私のカズオさん
今年も、ノーベル文学賞が発表された翌朝のラジオ番組を、担当した。
去年はボブ・ディランが受賞したので、番組には多くの反響や、ボブ・ディランの曲のリクエストが寄せられた。(昨年の記事はこちら→★ )
もし今年、村上春樹氏が受章したら、大ファンの私は平静でいられるだろうか。リスナーさんからのメールやFAXを正しくさばけるだろうか。村上文学に好意的なメッセージと批判的なメッセージを等しく扱えるだろうか。だいたい、村上春樹氏を仕事で扱うのは気がむかない。受章の翌日は休みをとって、一人部屋にこもり、インターネットで各国の賞賛記事を読みふけりたい。
・・・そんな思いで文学賞発表の速報を待った。
そして夜の8時すぎ、「カズオ・イシグロ氏にノーベル文学賞!」のニュースが駆け巡った。
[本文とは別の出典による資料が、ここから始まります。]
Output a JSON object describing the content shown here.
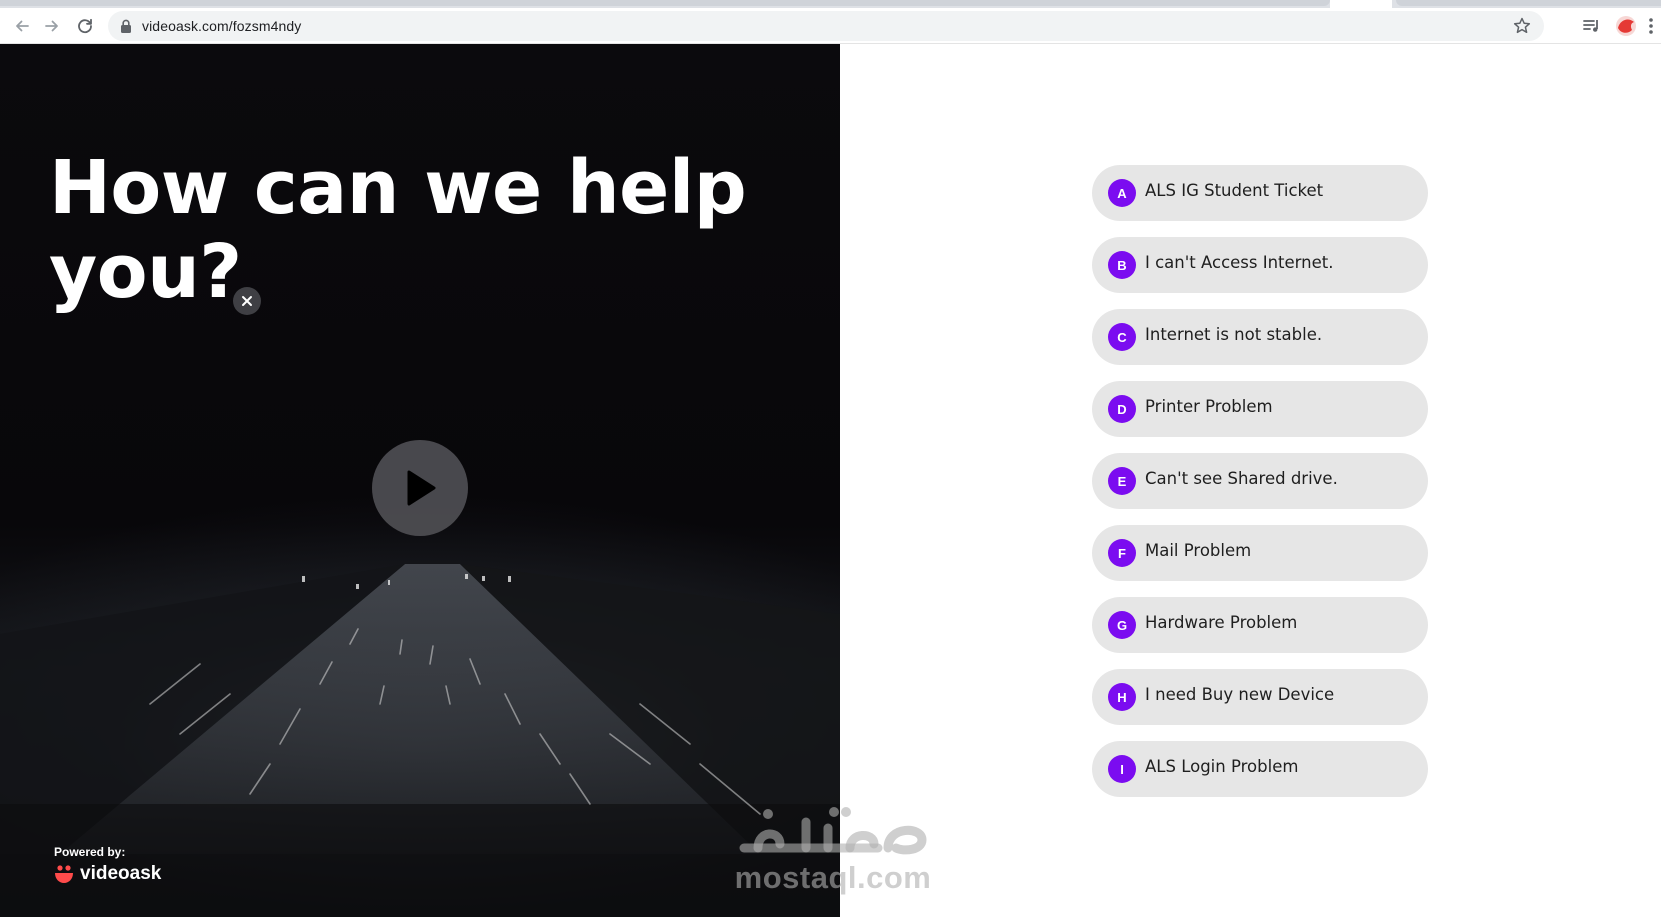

私の反応は、「おおぉぉぉぉぉぉ!・・・やった!ハルキさんも好きだけど、カズオさんも好き!!」
ここ数年、カズオ・イシグロ氏の小説を何冊か読み、彼に興味を持っていたので、私にとってはグッドニュースだった。
でも翌朝のラジオ番組に、ノーベル文学賞についてメールは、一通も来なかった。海外の小説って、あんまり読まれていないのかな・・・。ちょっと寂しかった。
2年前、長編小説「忘れられた巨人」の刊行を記念して、イシグロ氏が来日した。そして東京で講演会を行った。私はその講演会に行きたくて、参加申し込みをしたものの、定員オーバーで抽選にもれてしまった。(ホテルも飛行機も予約して、行く気満々だったのに・・・)
悔しかったので、Eテレで放送された「カズオ・イシグロ文学白熱教室」を録画して、何度も見た。(おかげで、カズオさんの英語がききとれるようになった)
さらに後日、東京に行き、その番組が収録されたカフェに足を運んだ。(表参道のRainy Day Bookstore & Caféです。出版社のビルに入っています。素敵なお店です)
幼い頃の日本の記憶を自分の中に留めておきたい、そんな思いから小説を書き始めたというカズオさん。“記憶”をテーマに、様々な作風でファンを魅了する。
カズオさんは音楽とも関わりが深い。若い頃はロックを演奏していたそうだ。(ロン毛の写真が「白熱教室」で公開されていた。ドン引き!!)
作詞家としても活動中。女性ジャズシンガーのステイシー・ケントにいくつも楽曲を提供している。(おすすめです)
・・・そんなわけで、一人でひっそりとフィーバーした今年の文学賞。近所の書店に行くと、カズオ・イシグロの本はすべて売り切れ。「ただ今、予約受付中!」なのだそうだ。
そうかあ、私は貴重な本を持っているんだなあ。人に貸してあげたいけど、ごめんなさい、私の本、付箋だらけなんですよ~ん。